I think this would be a mistake. Of course, some people won’t identify with the “Stoner Culture”, but the Stoner is just that…culture.
It’s the one thing that every industry desires but few obtain. It’s creating a culture around the product and when it comes to cannabis…that culture already exists.
Perhaps, it’s time to update the “Stoner Culture” and bring it into the 21st Century. What does “Stoner” mean today? This is what modern brands should be looking for as opposed to distancing themselves from a rough past.
Perhaps the Stoner is no longer the “loser” as portrayed by the narrative of prohibition, but rather someone who even if the world is against them…will endure. Perhaps the stoner is no longer lazy but innovative. I mean, just look at the bongs we make.
The stoner is creative. The stoner is free-thinking. The stoner doesn’t bend to the rules, they find loopholes. The stoner is easy-going. The stoner doesn’t take offense. The stoner likes good food, good times and hanging out with friends. The stoner is a professional. The stoner is smart, like Carl Sagan and Terrence McKenna.
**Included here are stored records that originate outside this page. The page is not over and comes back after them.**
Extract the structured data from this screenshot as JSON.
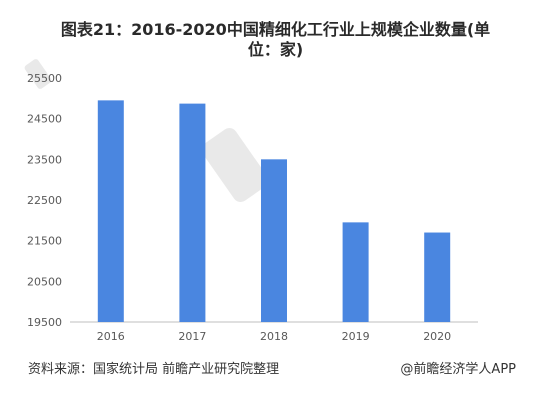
{
  "title_line1": "图表21：2016-2020中国精细化工行业上规模企业数量(单",
  "title_line2": "位：家)",
  "source": "资料来源：国家统计局 前瞻产业研究院整理",
  "brand": "@前瞻经济学人APP",
  "colors": {
    "bar": "#4a86e0",
    "axis": "#bfbfbf",
    "text": "#595959"
  },
  "chart_data": {
    "type": "bar",
    "title": "图表21：2016-2020中国精细化工行业上规模企业数量(单位：家)",
    "xlabel": "",
    "ylabel": "",
    "categories": [
      "2016",
      "2017",
      "2018",
      "2019",
      "2020"
    ],
    "series": [
      {
        "values": [
          24950,
          24870,
          23500,
          21950,
          21700
        ]
      }
    ],
    "ylim": [
      19500,
      25500
    ],
    "yticks": [
      "19500",
      "20500",
      "21500",
      "22500",
      "23500",
      "24500",
      "25500"
    ],
    "grid": false,
    "legend": "none"
  }
}
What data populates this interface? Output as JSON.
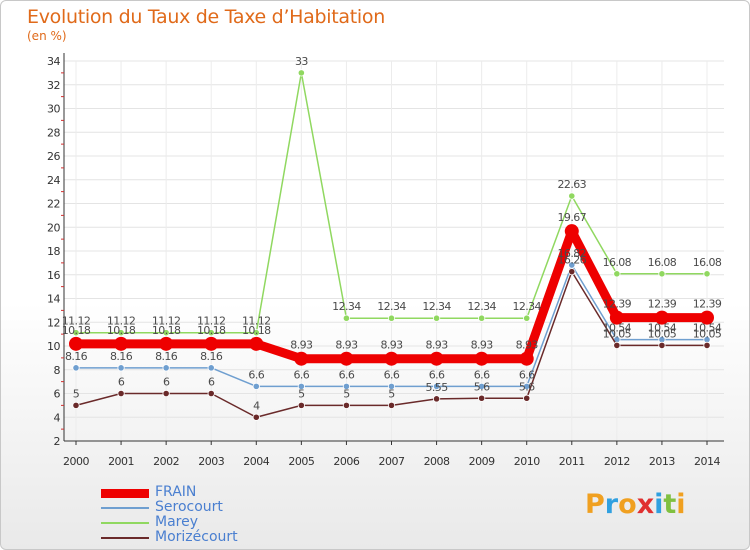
{
  "page": {
    "title": "Evolution du Taux de Taxe d’Habitation",
    "unit_label": "(en %)"
  },
  "logo": {
    "letters": [
      "P",
      "r",
      "o",
      "x",
      "i",
      "t",
      "i"
    ],
    "colors": [
      "#f0a020",
      "#30a0e0",
      "#f0a020",
      "#e03030",
      "#30a0e0",
      "#80c040",
      "#f0a020"
    ]
  },
  "chart_data": {
    "type": "line",
    "title": "Evolution du Taux de Taxe d’Habitation",
    "ylabel": "(en %)",
    "xlabel": "",
    "x": [
      "2000",
      "2001",
      "2002",
      "2003",
      "2004",
      "2005",
      "2006",
      "2007",
      "2008",
      "2009",
      "2010",
      "2011",
      "2012",
      "2013",
      "2014"
    ],
    "ylim": [
      2,
      34
    ],
    "yticks": [
      "2",
      "4",
      "6",
      "8",
      "10",
      "12",
      "14",
      "16",
      "18",
      "20",
      "22",
      "24",
      "26",
      "28",
      "30",
      "32",
      "34"
    ],
    "grid": true,
    "legend_position": "bottom-left",
    "series": [
      {
        "name": "FRAIN",
        "color": "#ee0000",
        "thick": true,
        "values": [
          10.18,
          10.18,
          10.18,
          10.18,
          10.18,
          8.93,
          8.93,
          8.93,
          8.93,
          8.93,
          8.93,
          19.67,
          12.39,
          12.39,
          12.39
        ],
        "labels": [
          "10.18",
          "10.18",
          "10.18",
          "10.18",
          "10.18",
          "8.93",
          "8.93",
          "8.93",
          "8.93",
          "8.93",
          "8.93",
          "19.67",
          "12.39",
          "12.39",
          "12.39"
        ]
      },
      {
        "name": "Serocourt",
        "color": "#6f9fd0",
        "thick": false,
        "values": [
          8.16,
          8.16,
          8.16,
          8.16,
          6.6,
          6.6,
          6.6,
          6.6,
          6.6,
          6.6,
          6.6,
          16.82,
          10.54,
          10.54,
          10.54
        ],
        "labels": [
          "8.16",
          "8.16",
          "8.16",
          "8.16",
          "6.6",
          "6.6",
          "6.6",
          "6.6",
          "6.6",
          "6.6",
          "6.6",
          "16.82",
          "10.54",
          "10.54",
          "10.54"
        ]
      },
      {
        "name": "Marey",
        "color": "#90d860",
        "thick": false,
        "values": [
          11.12,
          11.12,
          11.12,
          11.12,
          11.12,
          33,
          12.34,
          12.34,
          12.34,
          12.34,
          12.34,
          22.63,
          16.08,
          16.08,
          16.08
        ],
        "labels": [
          "11.12",
          "11.12",
          "11.12",
          "11.12",
          "11.12",
          "33",
          "12.34",
          "12.34",
          "12.34",
          "12.34",
          "12.34",
          "22.63",
          "16.08",
          "16.08",
          "16.08"
        ]
      },
      {
        "name": "Morizécourt",
        "color": "#6a2a2a",
        "thick": false,
        "values": [
          5,
          6,
          6,
          6,
          4,
          5,
          5,
          5,
          5.55,
          5.6,
          5.6,
          16.26,
          10.05,
          10.05,
          10.05
        ],
        "labels": [
          "5",
          "6",
          "6",
          "6",
          "4",
          "5",
          "5",
          "5",
          "5.55",
          "5.6",
          "5.6",
          "16.26",
          "10.05",
          "10.05",
          "10.05"
        ]
      }
    ]
  }
}
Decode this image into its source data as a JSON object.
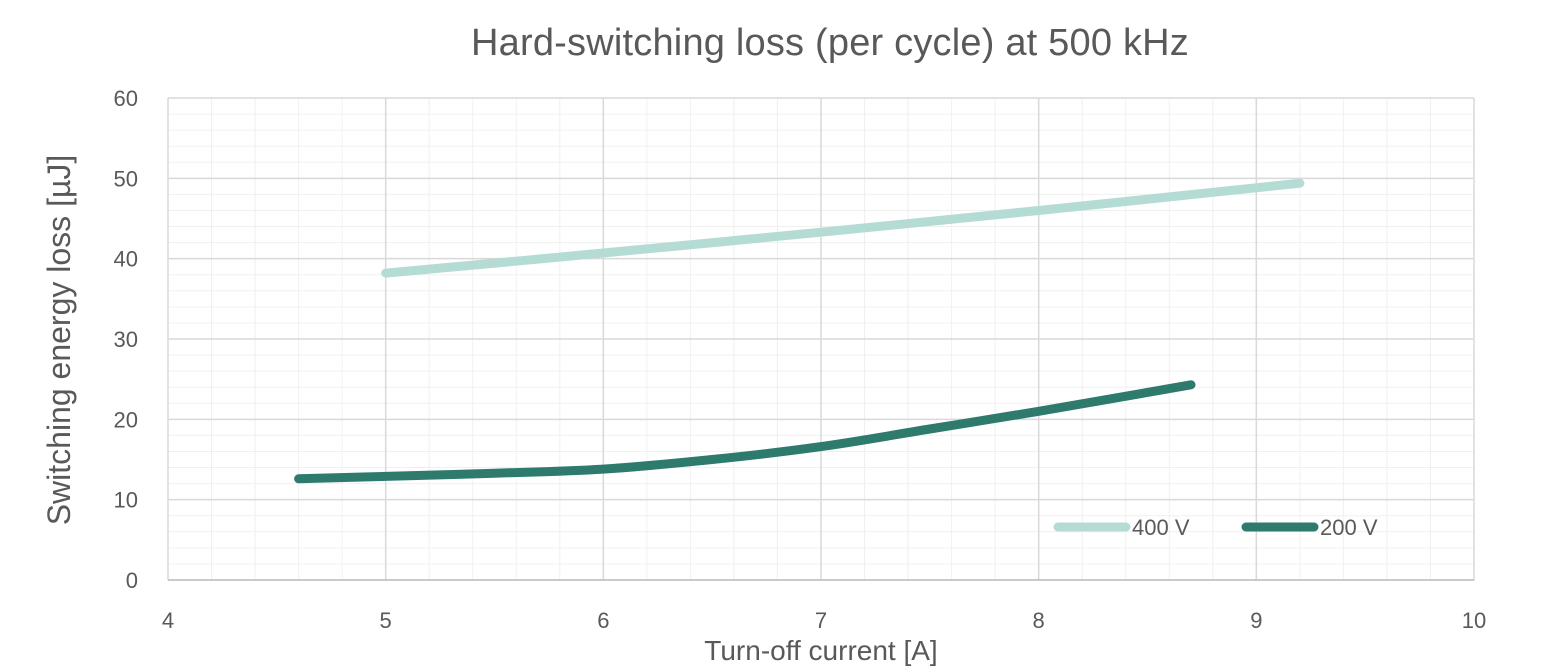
{
  "chart_data": {
    "type": "line",
    "title": "Hard-switching loss (per cycle) at 500 kHz",
    "xlabel": "Turn-off current  [A]",
    "ylabel": "Switching energy loss [µJ]",
    "xlim": [
      4,
      10
    ],
    "ylim": [
      0,
      60
    ],
    "xticks": [
      4,
      5,
      6,
      7,
      8,
      9,
      10
    ],
    "yticks": [
      0,
      10,
      20,
      30,
      40,
      50,
      60
    ],
    "grid": true,
    "legend_position": "bottom-right",
    "series": [
      {
        "name": "400 V",
        "color": "#b4dcd4",
        "points": [
          [
            5.0,
            38.2
          ],
          [
            6.0,
            40.7
          ],
          [
            7.0,
            43.3
          ],
          [
            8.0,
            46.0
          ],
          [
            9.2,
            49.4
          ]
        ]
      },
      {
        "name": "200 V",
        "color": "#2e7b6e",
        "points": [
          [
            4.6,
            12.6
          ],
          [
            5.0,
            12.9
          ],
          [
            5.5,
            13.3
          ],
          [
            6.0,
            13.8
          ],
          [
            6.5,
            15.0
          ],
          [
            7.0,
            16.6
          ],
          [
            7.5,
            18.8
          ],
          [
            8.0,
            21.0
          ],
          [
            8.7,
            24.3
          ]
        ]
      }
    ]
  }
}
You see, as the new wave of recreational sales take off internationally, wouldn’t it make more sense to capitalize on a culture that has endured the test of time? That united people of all colors and creeds. That bridged the schism between classes, gender and politics.
Stoner isn’t dead…far from it, it’s going to come back and show the world that there’s a stoner living in every single one of us.